Use the following instructions to generate the images in the img directory:
mandelbrot(width=2560, height=1920, cx=-.7, cy=0, w=3.0769, max_iter=50000, ofile='mandel_wiki_zoom_00.png')
mandelbrot(width=2560, height=1920, cx=-.87591, cy=.20464, w=.53184, max_iter=50000, ofile='mandel_wiki_zoom_01.png')
mandelbrot(width=2560, height=1920, cx=-.759856, cy=.125547, w=.051579, max_iter=50000, ofile='mandel_wiki_zoom_02.png')
mandelbrot(width=2560, height=1920, cx=-.743030, cy=.126433, w=.016110, max_iter=50000, ofile='mandel_wiki_zoom_03.png')
mandelbrot(width=2560, height=1920, cx=-.7435669, cy=.1314023, w=.0022878, max_iter=50000, ofile='mandel_wiki_zoom_04.png')
mandelbrot(width=2560, height=1920, cx=-.74364990, cy=.13188204, w=.00073801, max_iter=50000, ofile='mandel_wiki_zoom_05.png')

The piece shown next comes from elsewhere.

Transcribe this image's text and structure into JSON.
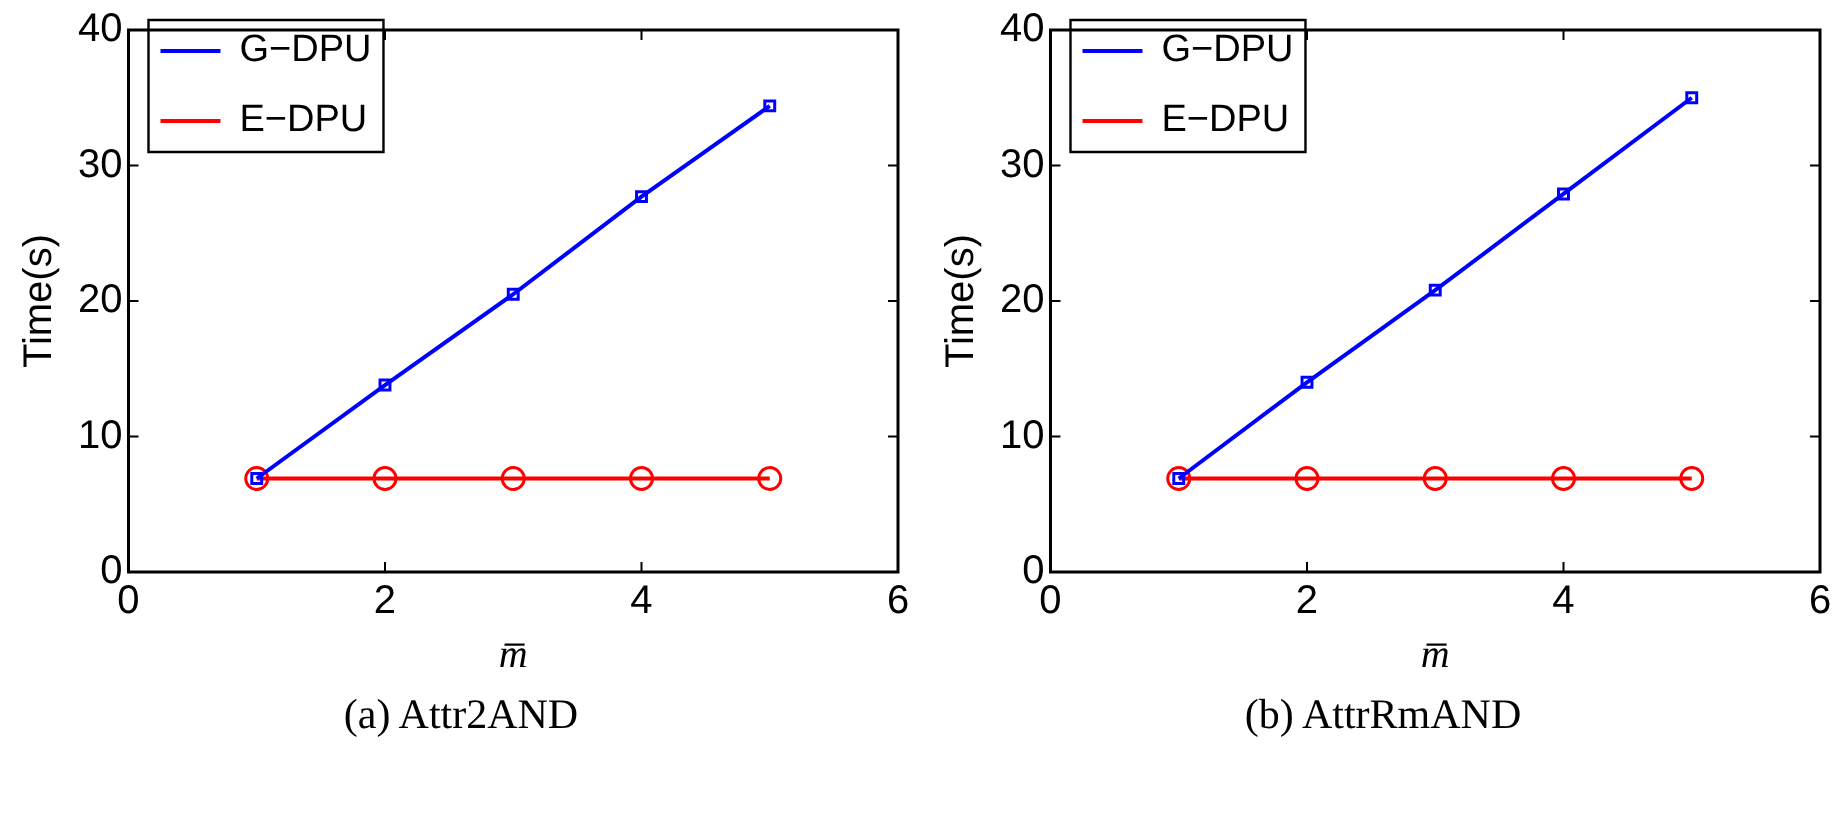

mandelbrot(width=2560, height=1920, cx=-.74364085, cy=.13182733, w=.00012068, max_iter=50000, ofile='mandel_wiki_zoom_06.png')
mandelbrot(width=2560, height=1920, cx=-.743643135, cy=.131825963, w=.000014628, max_iter=50000, ofile='mandel_wiki_zoom_07.png')
mandelbrot(width=2560, height=1920, cx=-.743644786, cy=.1318252536, w=.0000029336, max_iter=50000, ofile='mandel_wiki_zoom_08.png')
mandelbrot(width=2560, height=1920, cx=-.74364409961, cy=.13182604688, w=.00000066208, max_iter=50000, ofile='mandel_wiki_zoom_09.png')
mandelbrot(width=2560, height=1920, cx=-.74364386269, cy=.13182590271, w=.00000013526, max_iter=50000, ofile='mandel_wiki_zoom_10.png')
mandelbrot(width=2560, height=1920, cx=-.743643900055, cy=.131825890901, w=.000000049304, max_iter=50000, ofile='mandel_wiki_zoom_11.png')
mandelbrot(width=2560, height=1920, cx=-.7436438885706, cy=.1318259043124, w=.0000000041493, max_iter=50000, ofile='mandel_wiki_zoom_12.png')
mandelbrot(width=2560, height=1920, cx=-.74364388717342, cy=.13182590425182, w=.00000000059849, max_iter=50000, ofile='mandel_wiki_zoom_13.png')
mandelbrot(width=2560, height=1920, cx=-.743643887037151, cy=.13182590420533, w=.000000000051299, max_iter=50000, ofile='mandel_wiki_zoom_14.png')All the parameters come from Wikipedia. The samples are high qualified. To generate each of them it may take several hours.
burning_ship.py and genFrames.py give examples on how to generate burning ship fractals.
More details will follow.
This program is under CC0 license. Everyone is free to participate and share with comments and suggestions! But please keep the licensing.